I’m trying to parse a file format, for which I have a reference i.e at offset X read Y bytes to get Z information.
I want to use u32::from_le_bytes() to convert parts of the byte array into a u32. However, since slices are dynamically sized in Rust I need to call <[u8; 4]>::try_from() on the slice to ensure it is the right size, which feels very verbose.
In my case, the array is guaranteed to be of size 16 and the slice is 2..6. Using try_from() therefore feels like unnecessary work as statically, I can’t see how it would fail.
fn parse(data: &[u8;16]) -> Result<u32, &'static str> {
let id_bytes = match <[u8; 4]>::try_from(&data[2..6]) {
Ok(array) => array,
Err(_e) => return Err("Failed to parse.")
};
let id : u32 = u32::from_le_bytes(id_bytes);
Ok(id)
}
Alternatively, I could unwrap try_from() to make it a bit shorter, but again I feel like that is trying to hide an error that doesn’t exist.
fn parse2(data: &[u8;16]) -> Result<u32, &'static str> {
let id_bytes = <[u8; 4]>::try_from(&data[2..6]).unwrap();
let id : u32 = u32::from_le_bytes(id_bytes);
Ok(id)
}
I could of course just get the values one by one, and the compiler doesn’t seem to complain about this, but obviously this isn’t sustainable for writing multiple u32, or even a u128.
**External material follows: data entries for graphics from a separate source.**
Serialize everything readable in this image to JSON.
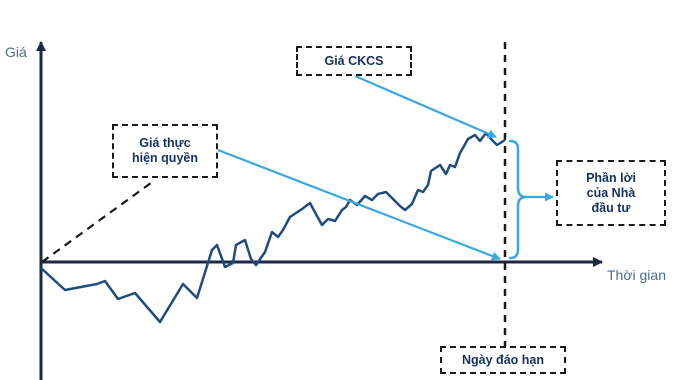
{
  "axes": {
    "y_label": "Giá",
    "x_label": "Thời gian"
  },
  "callouts": {
    "underlying_price": "Giá CKCS",
    "strike_price": "Giá thực\nhiện quyền",
    "investor_profit": "Phần lời\ncủa Nhà\nđầu tư",
    "expiry_date": "Ngày đáo hạn"
  },
  "colors": {
    "axis": "#1a2a44",
    "price_line": "#1f4c7e",
    "arrow": "#3aa7de",
    "brace": "#3aa7de",
    "dashed": "#1a1a1a",
    "label_text": "#4a6e91",
    "callout_text": "#14315e"
  }
}
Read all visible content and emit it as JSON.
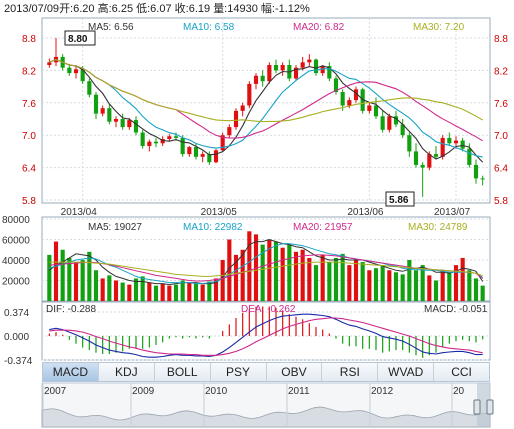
{
  "info_bar": {
    "date": "2013/07/09",
    "open": "开:6.20",
    "high": "高:6.25",
    "low": "低:6.07",
    "close": "收:6.19",
    "volume": "量:14930",
    "change": "幅:-1.12%"
  },
  "price_panel": {
    "ma_legend": [
      {
        "label": "MA5: 6.56",
        "color": "#333333"
      },
      {
        "label": "MA10: 6.58",
        "color": "#17a3c8"
      },
      {
        "label": "MA20: 6.82",
        "color": "#d0288a"
      },
      {
        "label": "MA30: 7.20",
        "color": "#a8b020"
      }
    ],
    "y_ticks": [
      "8.8",
      "8.2",
      "7.6",
      "7.0",
      "6.4",
      "5.8"
    ],
    "y_min": 5.8,
    "y_max": 8.8,
    "x_labels": [
      "2013/04",
      "2013/05",
      "2013/06",
      "2013/07"
    ],
    "high_flag": "8.80",
    "low_flag": "5.86"
  },
  "volume_panel": {
    "ma_legend": [
      {
        "label": "MA5: 19027",
        "color": "#333333"
      },
      {
        "label": "MA10: 22982",
        "color": "#17a3c8"
      },
      {
        "label": "MA20: 21957",
        "color": "#d0288a"
      },
      {
        "label": "MA30: 24789",
        "color": "#a8b020"
      }
    ],
    "y_ticks": [
      "80000",
      "60000",
      "40000",
      "20000"
    ],
    "y_max": 80000
  },
  "macd_panel": {
    "dif": "DIF: -0.288",
    "dea": "DEA: -0.262",
    "macd": "MACD: -0.051",
    "y_ticks": [
      "0.374",
      "0.000",
      "-0.374"
    ]
  },
  "tabs": [
    "MACD",
    "KDJ",
    "BOLL",
    "PSY",
    "OBV",
    "RSI",
    "WVAD",
    "CCI"
  ],
  "active_tab": "MACD",
  "timeline": {
    "years": [
      "2007",
      "2009",
      "2010",
      "2011",
      "2012",
      "20"
    ]
  },
  "colors": {
    "up": "#e01010",
    "down": "#10a010",
    "ma5": "#333333",
    "ma10": "#17a3c8",
    "ma20": "#d0288a",
    "ma30": "#a8b020",
    "dif": "#1a2aa8",
    "dea": "#d0288a"
  },
  "chart_data": {
    "type": "candlestick",
    "series": [
      {
        "name": "price",
        "candles": [
          [
            8.3,
            8.42,
            8.25,
            8.35
          ],
          [
            8.35,
            8.8,
            8.28,
            8.45
          ],
          [
            8.45,
            8.5,
            8.2,
            8.25
          ],
          [
            8.25,
            8.32,
            8.1,
            8.15
          ],
          [
            8.15,
            8.3,
            8.05,
            8.22
          ],
          [
            8.22,
            8.28,
            7.95,
            8.0
          ],
          [
            8.0,
            8.05,
            7.7,
            7.75
          ],
          [
            7.75,
            7.8,
            7.3,
            7.4
          ],
          [
            7.4,
            7.55,
            7.35,
            7.5
          ],
          [
            7.5,
            7.58,
            7.2,
            7.25
          ],
          [
            7.25,
            7.35,
            7.15,
            7.3
          ],
          [
            7.3,
            7.4,
            7.1,
            7.15
          ],
          [
            7.15,
            7.32,
            7.1,
            7.28
          ],
          [
            7.28,
            7.35,
            7.0,
            7.05
          ],
          [
            7.05,
            7.1,
            6.75,
            6.8
          ],
          [
            6.8,
            6.92,
            6.7,
            6.88
          ],
          [
            6.88,
            6.95,
            6.78,
            6.85
          ],
          [
            6.85,
            6.98,
            6.8,
            6.93
          ],
          [
            6.93,
            7.02,
            6.88,
            6.98
          ],
          [
            6.98,
            7.05,
            6.9,
            6.95
          ],
          [
            6.95,
            7.0,
            6.6,
            6.65
          ],
          [
            6.65,
            6.8,
            6.6,
            6.78
          ],
          [
            6.78,
            6.85,
            6.55,
            6.6
          ],
          [
            6.6,
            6.7,
            6.5,
            6.65
          ],
          [
            6.65,
            6.7,
            6.45,
            6.5
          ],
          [
            6.5,
            6.75,
            6.48,
            6.72
          ],
          [
            6.72,
            7.05,
            6.7,
            7.0
          ],
          [
            7.0,
            7.2,
            6.95,
            7.15
          ],
          [
            7.15,
            7.5,
            7.1,
            7.45
          ],
          [
            7.45,
            7.6,
            7.35,
            7.55
          ],
          [
            7.55,
            8.0,
            7.5,
            7.95
          ],
          [
            7.95,
            8.15,
            7.85,
            8.1
          ],
          [
            8.1,
            8.2,
            7.9,
            8.0
          ],
          [
            8.0,
            8.35,
            7.95,
            8.3
          ],
          [
            8.3,
            8.4,
            8.15,
            8.2
          ],
          [
            8.2,
            8.35,
            8.1,
            8.3
          ],
          [
            8.3,
            8.4,
            8.0,
            8.05
          ],
          [
            8.05,
            8.3,
            8.0,
            8.25
          ],
          [
            8.25,
            8.45,
            8.2,
            8.35
          ],
          [
            8.35,
            8.5,
            8.28,
            8.4
          ],
          [
            8.4,
            8.42,
            8.1,
            8.15
          ],
          [
            8.15,
            8.3,
            8.1,
            8.28
          ],
          [
            8.28,
            8.35,
            8.0,
            8.05
          ],
          [
            8.05,
            8.1,
            7.75,
            7.8
          ],
          [
            7.8,
            7.85,
            7.45,
            7.55
          ],
          [
            7.55,
            7.7,
            7.5,
            7.65
          ],
          [
            7.65,
            7.9,
            7.6,
            7.85
          ],
          [
            7.85,
            7.88,
            7.4,
            7.45
          ],
          [
            7.45,
            7.6,
            7.4,
            7.55
          ],
          [
            7.55,
            7.7,
            7.3,
            7.35
          ],
          [
            7.35,
            7.45,
            7.05,
            7.1
          ],
          [
            7.1,
            7.4,
            7.05,
            7.35
          ],
          [
            7.35,
            7.45,
            7.15,
            7.2
          ],
          [
            7.2,
            7.3,
            6.95,
            7.0
          ],
          [
            7.0,
            7.05,
            6.6,
            6.7
          ],
          [
            6.7,
            6.85,
            6.4,
            6.45
          ],
          [
            6.45,
            6.5,
            5.86,
            6.4
          ],
          [
            6.4,
            6.7,
            6.35,
            6.65
          ],
          [
            6.65,
            6.8,
            6.55,
            6.6
          ],
          [
            6.6,
            7.0,
            6.55,
            6.95
          ],
          [
            6.95,
            7.05,
            6.8,
            6.85
          ],
          [
            6.85,
            6.98,
            6.75,
            6.9
          ],
          [
            6.9,
            6.95,
            6.7,
            6.75
          ],
          [
            6.75,
            6.85,
            6.4,
            6.45
          ],
          [
            6.45,
            6.55,
            6.1,
            6.2
          ],
          [
            6.2,
            6.25,
            6.07,
            6.19
          ]
        ]
      }
    ],
    "volume": [
      [
        45000,
        0
      ],
      [
        58000,
        1
      ],
      [
        50000,
        0
      ],
      [
        42000,
        0
      ],
      [
        38000,
        1
      ],
      [
        40000,
        0
      ],
      [
        48000,
        0
      ],
      [
        30000,
        0
      ],
      [
        22000,
        1
      ],
      [
        25000,
        0
      ],
      [
        20000,
        1
      ],
      [
        18000,
        0
      ],
      [
        16000,
        1
      ],
      [
        22000,
        0
      ],
      [
        24000,
        0
      ],
      [
        18000,
        1
      ],
      [
        15000,
        0
      ],
      [
        17000,
        1
      ],
      [
        15000,
        1
      ],
      [
        16000,
        0
      ],
      [
        20000,
        0
      ],
      [
        18000,
        1
      ],
      [
        17000,
        0
      ],
      [
        16000,
        1
      ],
      [
        19000,
        0
      ],
      [
        22000,
        1
      ],
      [
        40000,
        1
      ],
      [
        60000,
        1
      ],
      [
        45000,
        1
      ],
      [
        50000,
        1
      ],
      [
        68000,
        1
      ],
      [
        65000,
        1
      ],
      [
        55000,
        0
      ],
      [
        60000,
        1
      ],
      [
        58000,
        0
      ],
      [
        52000,
        1
      ],
      [
        55000,
        0
      ],
      [
        48000,
        1
      ],
      [
        50000,
        1
      ],
      [
        42000,
        1
      ],
      [
        35000,
        0
      ],
      [
        45000,
        1
      ],
      [
        38000,
        0
      ],
      [
        42000,
        0
      ],
      [
        46000,
        0
      ],
      [
        35000,
        1
      ],
      [
        40000,
        1
      ],
      [
        38000,
        0
      ],
      [
        30000,
        1
      ],
      [
        32000,
        0
      ],
      [
        35000,
        0
      ],
      [
        30000,
        1
      ],
      [
        28000,
        0
      ],
      [
        26000,
        0
      ],
      [
        40000,
        0
      ],
      [
        30000,
        0
      ],
      [
        35000,
        0
      ],
      [
        25000,
        1
      ],
      [
        20000,
        0
      ],
      [
        30000,
        1
      ],
      [
        28000,
        0
      ],
      [
        35000,
        1
      ],
      [
        42000,
        1
      ],
      [
        30000,
        0
      ],
      [
        22000,
        0
      ],
      [
        15000,
        0
      ]
    ],
    "volume_ma": {
      "ma5": [
        30000,
        35000,
        38000,
        42000,
        46000,
        45000,
        44000,
        40000,
        33000,
        28000,
        24000,
        22000,
        20000,
        19000,
        19000,
        18000,
        17000,
        17000,
        16000,
        17000,
        18000,
        18000,
        18000,
        17000,
        17000,
        18000,
        23000,
        32000,
        38000,
        45000,
        55000,
        58000,
        58000,
        60000,
        58000,
        56000,
        55000,
        53000,
        52000,
        48000,
        44000,
        42000,
        40000,
        40000,
        41000,
        40000,
        40000,
        40000,
        38000,
        36000,
        34000,
        32000,
        30000,
        29000,
        31000,
        32000,
        33000,
        31000,
        28000,
        28000,
        27000,
        29000,
        32000,
        31000,
        29000,
        19027
      ],
      "ma10": [
        32000,
        34000,
        36000,
        38000,
        40000,
        41000,
        42000,
        41000,
        38000,
        35000,
        33000,
        30000,
        27000,
        24000,
        22000,
        21000,
        20000,
        19000,
        18000,
        18000,
        18000,
        18000,
        17000,
        17000,
        18000,
        19000,
        22000,
        26000,
        30000,
        34000,
        38000,
        43000,
        47000,
        51000,
        54000,
        56000,
        56000,
        55000,
        54000,
        52000,
        50000,
        48000,
        46000,
        45000,
        44000,
        42000,
        41000,
        40000,
        39000,
        38000,
        37000,
        35000,
        34000,
        32000,
        31000,
        31000,
        30000,
        30000,
        30000,
        29000,
        28000,
        28000,
        28000,
        28000,
        27000,
        22982
      ],
      "ma20": [
        35000,
        35500,
        36000,
        36500,
        37000,
        37500,
        38000,
        37500,
        36500,
        35500,
        34000,
        32500,
        31000,
        29500,
        28000,
        26500,
        25000,
        24000,
        23000,
        22000,
        21000,
        20000,
        19500,
        19500,
        20000,
        21000,
        22000,
        24000,
        26000,
        28000,
        30000,
        32000,
        34000,
        36000,
        38000,
        40000,
        41500,
        43000,
        44000,
        44500,
        45000,
        45000,
        44500,
        44000,
        43000,
        42000,
        41000,
        40000,
        39000,
        38000,
        37000,
        36000,
        35000,
        34000,
        33000,
        32000,
        31500,
        31000,
        30500,
        30000,
        29500,
        29000,
        28500,
        28000,
        27000,
        21957
      ],
      "ma30": [
        38000,
        38000,
        38000,
        38000,
        38000,
        38000,
        37500,
        37000,
        36500,
        36000,
        35000,
        34000,
        33000,
        32000,
        31000,
        30000,
        29000,
        28000,
        27000,
        26000,
        25500,
        25000,
        24500,
        24000,
        24000,
        24500,
        25000,
        26000,
        27000,
        28000,
        29000,
        30000,
        31000,
        32000,
        33000,
        34000,
        35000,
        36000,
        37000,
        37500,
        38000,
        38000,
        38000,
        38000,
        37500,
        37000,
        36500,
        36000,
        35500,
        35000,
        34500,
        34000,
        33500,
        33000,
        32500,
        32000,
        31500,
        31000,
        30500,
        30000,
        29500,
        29000,
        28500,
        28000,
        27000,
        24789
      ]
    },
    "macd": {
      "dif": [
        0.1,
        0.12,
        0.1,
        0.06,
        0.02,
        -0.03,
        -0.08,
        -0.14,
        -0.18,
        -0.22,
        -0.24,
        -0.26,
        -0.27,
        -0.29,
        -0.32,
        -0.33,
        -0.33,
        -0.32,
        -0.3,
        -0.29,
        -0.3,
        -0.3,
        -0.31,
        -0.31,
        -0.32,
        -0.3,
        -0.25,
        -0.18,
        -0.1,
        -0.02,
        0.06,
        0.14,
        0.19,
        0.24,
        0.28,
        0.31,
        0.32,
        0.33,
        0.34,
        0.34,
        0.33,
        0.32,
        0.3,
        0.26,
        0.21,
        0.17,
        0.15,
        0.11,
        0.08,
        0.04,
        -0.01,
        -0.03,
        -0.05,
        -0.08,
        -0.13,
        -0.19,
        -0.25,
        -0.27,
        -0.28,
        -0.26,
        -0.25,
        -0.24,
        -0.24,
        -0.26,
        -0.29,
        -0.288
      ],
      "dea": [
        0.08,
        0.09,
        0.09,
        0.09,
        0.08,
        0.06,
        0.03,
        -0.01,
        -0.04,
        -0.08,
        -0.11,
        -0.14,
        -0.17,
        -0.19,
        -0.22,
        -0.24,
        -0.26,
        -0.27,
        -0.28,
        -0.28,
        -0.28,
        -0.29,
        -0.29,
        -0.3,
        -0.3,
        -0.3,
        -0.29,
        -0.27,
        -0.24,
        -0.2,
        -0.15,
        -0.09,
        -0.04,
        0.01,
        0.06,
        0.11,
        0.15,
        0.18,
        0.21,
        0.24,
        0.26,
        0.27,
        0.28,
        0.28,
        0.27,
        0.25,
        0.23,
        0.21,
        0.18,
        0.15,
        0.12,
        0.09,
        0.06,
        0.03,
        0.0,
        -0.04,
        -0.08,
        -0.12,
        -0.15,
        -0.17,
        -0.19,
        -0.2,
        -0.21,
        -0.22,
        -0.24,
        -0.262
      ]
    }
  }
}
fn parse3(data: &[u8;16]) -> Result<u32, &'static str> {
let id : u32 = u32::from_le_bytes([data[2], data[3], data[4], data[5]]);
Ok(id)
}
Lastly, I could also use copy_from_slice into an appropriately sized array:
fn parse4(data: &[u8;16]) -> Result<u32, &'static str> {
let mut id_bytes : [u8;4] = [0x00;4];
id_bytes.copy_from_slice(&data[2..6]);
let id : u32 = u32::from_le_bytes(id_bytes);
Ok(id)
}
Is there perhaps a better way I haven’t thought of, and is there any clear winner in terms of speed or idiomacy?
>Solution :
unwrap()ing is fine. Since an error is a bug, you should panic (and not return Err) on error; and since it is clear why the code cannot fail, you can use unwrap() and not expect().
However, if you want, you can use constant magic to index the array with a static guarantee you won’t fail. I don’t know if I would recommend this, but this is a viable option.
use std::ops::Index;
// We cannot use `const END: usize`, because of limited const generics capabilities in current Rust.
pub struct ConstRange<const START: usize, const LEN: usize>;
impl<T, const START: usize, const LEN: usize, const N: usize> Index<ConstRange<START, LEN>>
for [T; N]
{
type Output = [T; LEN];
fn index(&self, _: ConstRange<START, LEN>) -> &Self::Output {
struct Validate<const START: usize, const LEN: usize, const N: usize>;
impl<const START: usize, const LEN: usize, const N: usize> Validate<START, LEN, N> {
const VALID: () = if START + LEN > N {
panic!("too big indices")
};
}
// This makes invalid indexing fails at compile-time instead of at runtime.
// Only works for `cargo check`, not `cargo build`, but hey, it works!
_ = Validate::<START, LEN, N>::VALID;
self[START..][..LEN].try_into().unwrap()
}
}
/// Short for "const range", because `array[const_range!(1..3)]` is too long.
#[macro_export]
macro_rules! cr {
( $start:literal .. $end:literal ) => {
$crate::ConstRange::<$start, { $end - $start }>
};
}
Then use this like:
fn parse(data: &[u8; 16]) -> Result<u32, &'static str> {
let id_bytes = data[cr!(2..6)];
let id: u32 = u32::from_le_bytes(id_bytes);
Ok(id)
}
You can expand it with other types of ranges or mutable indexing. This example is minimal.
Don’t worry about speed: the optimizer will optimize the check away anyway.